Lexus claims class-leading costs for new IS 300h

Lexus is claiming class-leading costs for its new IS 300h hybrid executive saloon
Lexus is claiming that the new IS 300h hybrid executive saloon will be cheaper to own than any of its less powerful and less refined 2.0-litre diesel rivals.

Lexus is claiming that the new IS 300h hybrid executive saloon will be cheaper to own than any of its less powerful and less refined 2.0-litre diesel rivals.

Tax advantages associated with electrified powertrains, sub-100g/km carbon dioxide emissions and strong residual values are said to make the is a wiser choice for business users.

Official test results score the IS 300h at 99g/km for CO2 linked to 65.7mpg on the combined cycle, while residuals are predicted at 37% by industry expert CAP.

The drivetrain, meanwhile, is not just smoother and quieter than even an advanced diesel, it creates more initial braking force through its energy-recuperation systems, reducing the need for active braking and saving on brake pad and disc wear.

Lexus hybrids run with around 20% more tyre pressure, too, which is normal for the specific models and helps reduce tyre wear - a factor further reduced by the balanced weight distribution that spreads load across all tyres rather than mostly over the fronts.

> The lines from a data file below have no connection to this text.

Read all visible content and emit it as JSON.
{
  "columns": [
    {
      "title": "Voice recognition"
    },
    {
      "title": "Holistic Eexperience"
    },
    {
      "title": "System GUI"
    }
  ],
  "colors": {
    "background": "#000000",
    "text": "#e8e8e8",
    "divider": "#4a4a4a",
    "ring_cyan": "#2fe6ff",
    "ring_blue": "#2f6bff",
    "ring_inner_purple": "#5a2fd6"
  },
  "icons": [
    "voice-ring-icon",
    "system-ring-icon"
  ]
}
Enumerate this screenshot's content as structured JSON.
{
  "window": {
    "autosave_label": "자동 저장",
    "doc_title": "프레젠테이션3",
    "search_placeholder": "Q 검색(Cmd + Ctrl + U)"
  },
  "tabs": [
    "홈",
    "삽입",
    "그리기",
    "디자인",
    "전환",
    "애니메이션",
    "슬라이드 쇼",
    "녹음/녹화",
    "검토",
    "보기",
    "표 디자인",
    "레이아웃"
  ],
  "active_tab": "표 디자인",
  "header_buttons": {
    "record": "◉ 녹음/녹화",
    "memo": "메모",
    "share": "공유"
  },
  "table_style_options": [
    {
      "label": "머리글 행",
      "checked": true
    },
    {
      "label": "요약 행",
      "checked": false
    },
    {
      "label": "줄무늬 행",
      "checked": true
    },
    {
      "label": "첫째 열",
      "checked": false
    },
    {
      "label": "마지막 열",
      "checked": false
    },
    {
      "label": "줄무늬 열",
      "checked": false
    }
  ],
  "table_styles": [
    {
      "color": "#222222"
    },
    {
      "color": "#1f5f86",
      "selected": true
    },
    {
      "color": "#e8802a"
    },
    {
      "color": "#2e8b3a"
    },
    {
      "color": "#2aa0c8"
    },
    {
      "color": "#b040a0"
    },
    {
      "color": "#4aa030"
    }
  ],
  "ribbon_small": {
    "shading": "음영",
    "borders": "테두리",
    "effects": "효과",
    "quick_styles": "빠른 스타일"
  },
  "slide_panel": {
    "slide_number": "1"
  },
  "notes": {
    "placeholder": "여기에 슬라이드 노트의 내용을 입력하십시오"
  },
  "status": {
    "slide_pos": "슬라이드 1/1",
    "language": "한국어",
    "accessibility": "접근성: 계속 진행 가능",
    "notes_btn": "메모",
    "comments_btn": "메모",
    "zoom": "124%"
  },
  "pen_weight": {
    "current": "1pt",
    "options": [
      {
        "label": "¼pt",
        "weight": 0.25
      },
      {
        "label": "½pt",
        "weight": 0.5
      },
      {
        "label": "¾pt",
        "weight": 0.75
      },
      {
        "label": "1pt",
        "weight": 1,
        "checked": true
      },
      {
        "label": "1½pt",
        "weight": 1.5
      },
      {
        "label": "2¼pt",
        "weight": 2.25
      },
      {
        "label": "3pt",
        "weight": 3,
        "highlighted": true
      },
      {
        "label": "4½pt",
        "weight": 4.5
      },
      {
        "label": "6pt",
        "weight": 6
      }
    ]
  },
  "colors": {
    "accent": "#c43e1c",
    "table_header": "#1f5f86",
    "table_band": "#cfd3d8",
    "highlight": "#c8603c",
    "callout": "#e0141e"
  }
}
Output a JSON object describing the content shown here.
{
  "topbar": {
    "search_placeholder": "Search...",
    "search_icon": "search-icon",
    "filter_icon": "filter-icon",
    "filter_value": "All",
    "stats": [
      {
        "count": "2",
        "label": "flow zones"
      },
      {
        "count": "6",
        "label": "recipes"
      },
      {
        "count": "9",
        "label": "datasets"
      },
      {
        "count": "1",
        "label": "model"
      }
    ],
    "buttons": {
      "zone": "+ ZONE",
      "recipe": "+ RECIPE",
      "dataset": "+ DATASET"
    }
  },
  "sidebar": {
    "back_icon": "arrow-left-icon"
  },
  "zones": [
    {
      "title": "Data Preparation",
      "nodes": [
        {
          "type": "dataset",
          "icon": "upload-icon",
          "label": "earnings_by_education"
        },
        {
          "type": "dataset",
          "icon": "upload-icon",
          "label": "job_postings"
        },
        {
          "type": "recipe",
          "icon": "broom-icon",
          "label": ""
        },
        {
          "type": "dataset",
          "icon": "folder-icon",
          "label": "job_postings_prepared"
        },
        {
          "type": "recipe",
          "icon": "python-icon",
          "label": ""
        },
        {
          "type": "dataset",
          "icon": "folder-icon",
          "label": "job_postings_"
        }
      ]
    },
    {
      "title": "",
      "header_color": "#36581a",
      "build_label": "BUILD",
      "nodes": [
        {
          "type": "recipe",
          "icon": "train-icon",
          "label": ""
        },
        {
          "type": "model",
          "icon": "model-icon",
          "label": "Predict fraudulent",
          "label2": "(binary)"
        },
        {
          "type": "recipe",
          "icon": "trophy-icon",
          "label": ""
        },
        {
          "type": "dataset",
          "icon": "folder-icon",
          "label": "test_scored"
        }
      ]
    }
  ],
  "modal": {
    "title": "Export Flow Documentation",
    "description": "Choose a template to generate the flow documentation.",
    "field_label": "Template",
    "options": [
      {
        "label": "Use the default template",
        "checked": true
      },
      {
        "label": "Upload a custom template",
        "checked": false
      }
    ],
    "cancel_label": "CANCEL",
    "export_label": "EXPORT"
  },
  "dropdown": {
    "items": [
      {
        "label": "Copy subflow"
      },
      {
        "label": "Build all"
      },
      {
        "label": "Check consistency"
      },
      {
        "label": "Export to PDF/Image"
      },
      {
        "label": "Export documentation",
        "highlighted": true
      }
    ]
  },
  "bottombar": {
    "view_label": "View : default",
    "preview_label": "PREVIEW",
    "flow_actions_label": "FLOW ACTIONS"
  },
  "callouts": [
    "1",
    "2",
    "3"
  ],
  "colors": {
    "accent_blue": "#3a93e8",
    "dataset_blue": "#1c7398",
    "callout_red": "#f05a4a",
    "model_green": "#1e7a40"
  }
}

The car will also be cheaper to service and maintain, Lexus says, claiming almost £450 in savings over three years when compared to 2.0-litre diesel automatic cars from Audi, BMW and Mercedes.

A spokesman for Lexus says: “Low benefit-in-kind company car tax rates mean a 40% taxpayer is likely to pay as much as £923 a year less than the driver of a new Audi A4 2.0 TDI SE Multitronic over the first three years of ownership.

“Likewise, a business adding the hybrid Lexus to its fleet will appreciate the lower vehicle excise duty, fuel, insurance and service, maintenance and repair costs.”